Art and Misery Aren't Synonymous

It's finals and I simply must vent about something that has been on my mind all week...

I have been invested in the arts for as long as I can remember;
I took studio art lessons when I was little, I play piano (or used to), I sang in a choir in high school, and I am currently pursuing a career in stage acting.

For some reason, when people have asked me what I want to do with my life, I hesitate, because the minute I say “I want to be an actress” I’m so paranoid people will assume that I’m going to be one of those girls striving to be a big film star when really she's pushing her luck and setting herself up for a miserable life as a starving waitress.

First of all, I’ve come to terms with that, and I know the world I’m stepping into; a world of constant rejection. Though I may spend a little time in L.A., ultimately I want to be an equity stage actor with an MFA. I’m not going into it for money or fame. It’s been said before by many, I know, but here I am saying it again: I’m doing it for the art.

But then the term “artist” itself carries negative connotations. There are too many artists (painters, poets, songwriters, and actors alike) that wallow in self-loathing and pity, who try marketing off their misery and call it art.

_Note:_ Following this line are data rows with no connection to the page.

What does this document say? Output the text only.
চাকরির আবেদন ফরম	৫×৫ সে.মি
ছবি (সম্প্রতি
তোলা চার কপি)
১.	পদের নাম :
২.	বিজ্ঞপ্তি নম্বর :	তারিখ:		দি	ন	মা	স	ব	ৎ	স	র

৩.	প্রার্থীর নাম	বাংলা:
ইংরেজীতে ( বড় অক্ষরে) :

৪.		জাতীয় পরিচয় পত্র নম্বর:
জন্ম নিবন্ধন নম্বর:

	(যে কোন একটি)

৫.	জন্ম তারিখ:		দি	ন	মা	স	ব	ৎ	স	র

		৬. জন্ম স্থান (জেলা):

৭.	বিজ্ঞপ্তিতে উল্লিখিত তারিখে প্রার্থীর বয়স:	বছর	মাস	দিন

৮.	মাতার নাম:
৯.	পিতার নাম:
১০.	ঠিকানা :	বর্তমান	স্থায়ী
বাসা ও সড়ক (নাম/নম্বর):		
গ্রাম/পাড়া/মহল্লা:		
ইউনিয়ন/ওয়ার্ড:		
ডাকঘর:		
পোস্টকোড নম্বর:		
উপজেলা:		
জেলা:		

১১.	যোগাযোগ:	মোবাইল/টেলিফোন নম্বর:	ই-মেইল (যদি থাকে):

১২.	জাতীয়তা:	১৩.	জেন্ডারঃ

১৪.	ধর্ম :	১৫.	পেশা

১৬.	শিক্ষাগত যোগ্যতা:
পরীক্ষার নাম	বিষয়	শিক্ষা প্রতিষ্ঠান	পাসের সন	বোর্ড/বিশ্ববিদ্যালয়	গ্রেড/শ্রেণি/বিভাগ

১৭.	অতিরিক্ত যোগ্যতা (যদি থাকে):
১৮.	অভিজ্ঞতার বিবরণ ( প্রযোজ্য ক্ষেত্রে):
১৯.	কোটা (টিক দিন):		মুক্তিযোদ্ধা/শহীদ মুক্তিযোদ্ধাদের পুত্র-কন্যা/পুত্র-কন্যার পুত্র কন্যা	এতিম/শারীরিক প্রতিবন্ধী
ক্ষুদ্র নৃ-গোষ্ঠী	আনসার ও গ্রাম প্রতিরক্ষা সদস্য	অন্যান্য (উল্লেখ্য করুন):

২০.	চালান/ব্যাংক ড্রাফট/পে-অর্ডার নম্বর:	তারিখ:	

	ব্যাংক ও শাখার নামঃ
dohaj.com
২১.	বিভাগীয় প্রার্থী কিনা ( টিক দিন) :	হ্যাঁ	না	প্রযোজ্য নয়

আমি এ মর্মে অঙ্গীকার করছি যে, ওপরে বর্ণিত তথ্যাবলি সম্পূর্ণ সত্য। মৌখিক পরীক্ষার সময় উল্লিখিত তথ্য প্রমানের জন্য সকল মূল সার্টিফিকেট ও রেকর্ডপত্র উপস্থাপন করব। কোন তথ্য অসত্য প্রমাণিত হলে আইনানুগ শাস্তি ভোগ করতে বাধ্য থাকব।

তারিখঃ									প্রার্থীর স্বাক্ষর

Now I can be a very moody person- there have been days where all I could do was sit and complain and cry until I was hoarse, and there are some weeks where I go days without cracking a smile (and it’s not just PMS). But eventually I get over everything that’s been bumming me out and I buckle down and deal with the task at hand no matter how hard it may be.

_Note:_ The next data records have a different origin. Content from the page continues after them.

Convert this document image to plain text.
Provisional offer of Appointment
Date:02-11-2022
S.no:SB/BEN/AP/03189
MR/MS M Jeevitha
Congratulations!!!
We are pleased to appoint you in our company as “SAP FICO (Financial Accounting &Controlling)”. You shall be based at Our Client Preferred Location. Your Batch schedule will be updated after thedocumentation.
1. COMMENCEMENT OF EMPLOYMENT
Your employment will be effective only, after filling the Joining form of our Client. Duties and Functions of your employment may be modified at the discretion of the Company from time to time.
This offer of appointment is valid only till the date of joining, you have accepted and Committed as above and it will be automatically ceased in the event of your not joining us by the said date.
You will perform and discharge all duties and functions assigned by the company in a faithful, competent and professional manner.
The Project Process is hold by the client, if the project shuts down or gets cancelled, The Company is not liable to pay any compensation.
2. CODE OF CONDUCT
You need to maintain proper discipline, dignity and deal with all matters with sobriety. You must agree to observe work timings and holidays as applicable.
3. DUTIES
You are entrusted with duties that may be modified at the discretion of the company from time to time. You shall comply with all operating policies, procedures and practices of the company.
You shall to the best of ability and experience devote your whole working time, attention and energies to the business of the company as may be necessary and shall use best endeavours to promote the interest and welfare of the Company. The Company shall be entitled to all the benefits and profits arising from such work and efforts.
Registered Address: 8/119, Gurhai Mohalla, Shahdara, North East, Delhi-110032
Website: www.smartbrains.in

Granted there are millions of people that have gone through greater hardships than me; I lead a relatively normal life and there have been one too many occasions where I have felt guilty about that. I have observed and met artists that project their sob stories onto the world and romanticize themselves as being revolutionary when really they’re just making me feel as if I’m being alienated from their art because I can’t really understand it because I haven’t been through the same shit they have.

If this sounds harsh, I apologize- I may not understand them and everything that they went through but I can try to understand and sympathize.

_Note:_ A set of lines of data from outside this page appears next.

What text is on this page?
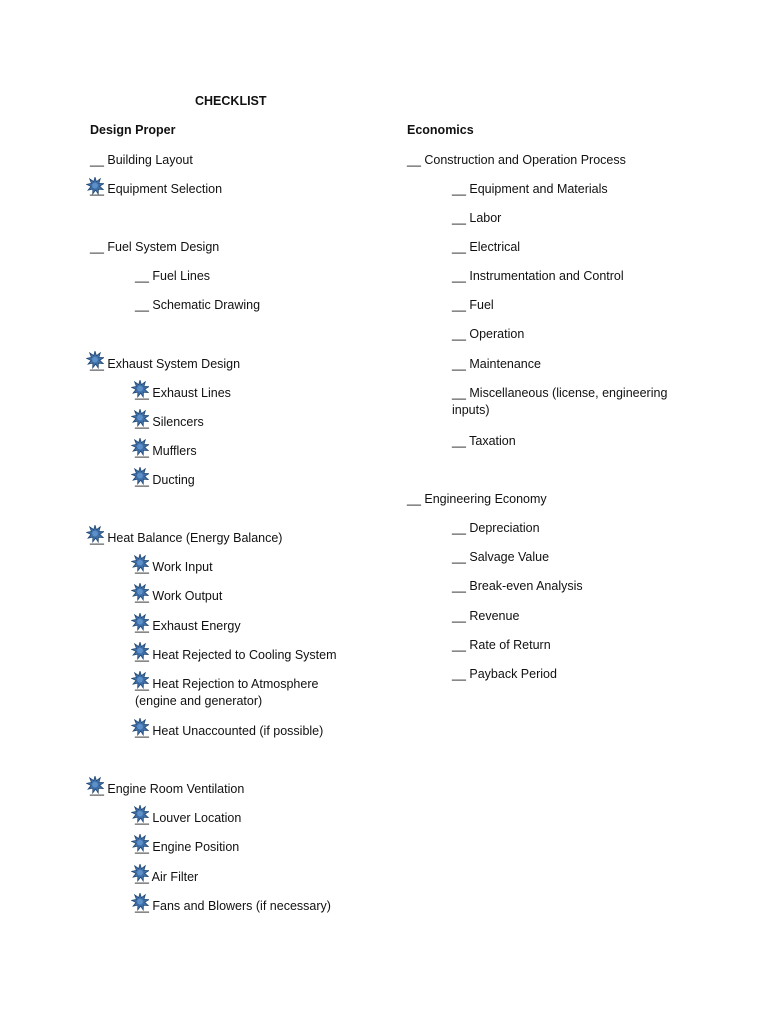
CHECKLIST
Design Proper	Economics
__ Building Layout
__ Equipment Selection
__ Fuel System Design
__ Fuel Lines
__ Schematic Drawing
__ Exhaust System Design
__ Exhaust Lines
__ Silencers
__ Mufflers
__ Ducting
__ Heat Balance (Energy Balance)
__ Work Input
__ Work Output
__ Exhaust Energy
__ Heat Rejected to Cooling System
__ Heat Rejection to Atmosphere (engine and generator)
__ Heat Unaccounted (if possible)
__ Engine Room Ventilation
__ Louver Location
__ Engine Position
__ Air Filter
__ Fans and Blowers (if necessary)
__ Construction and Operation Process
__ Equipment and Materials
__ Labor
__ Electrical
__ Instrumentation and Control
__ Fuel
__ Operation
__ Maintenance
__ Miscellaneous (license, engineering inputs)
__ Taxation
__ Engineering Economy
__ Depreciation
__ Salvage Value
__ Break-even Analysis
__ Revenue
__ Rate of Return
__ Payback Period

It seems as though these artists put themselves up on pedestals because they have supposedly experienced so much of the pain and misery of the world. They seem to say: “The more painful experiences you’ve had, the better the artist you are.”

Pardon me, but that is bullshit!

Art is more than sadness and misery!

There’s such thing as happy art too! Great happy art at that!

This may be a popular notion with actors, especially, who like to employ method acting into their work. When one acts, however, one draws from more than just personal experiences. A lot of it is based off of simple observation. Stanislavski himself said that an actor must be an observer of the world.

I haven’t been through anything that I’d consider particularly traumatic, but I am a very empathetic person and seeing one friend in pain is enough to make me morose for the rest of the day.

Granted I’m not going through the same pain they are, but I can listen to them, I can imagine, and (again) I can sympathize.

There are great artists out there that have led relatively normal and happy lives who can understand pain and sadness and create effective art expressing any angst they feel, such as Conor Oberst; one of the greatest singer/songwriters of our time.

I recently watched an independent artsy film called Four Eyed Monsters about two artists, and at one point, via a kind of video-diary conversation, the guy says:

“There’re people out there…there are people that have something and as some sort of weird spite to the world purposely give that to others.”

When i first heard him say that, I thought he was referring to the very artists I have been talking about, but the second time watching it I realized he was referring to the possibility that she purposely gave him herpes.

Nevertheless, the same can be said about “misery” art. Not to say that it’s like herpes; there’s a lot of art out there that was inspired by painful experiences that the artist went through. But if that pain is being wallowed in and projected onto others for pity, then it's just as annoying as herpes.

Art is meant to be an outlet for people to express themselves. A majority of what is expressed is negative, but that’s what art is there for; to relieve yourself of that negative energy so you can overcome it and be content once again. Those who have not managed to find a way to persevere and rise above the demons in their lives shouldn’t expect pity (at least from me) nor the right to call themselves superior artists until they have really made the effort to bring an end to their grief.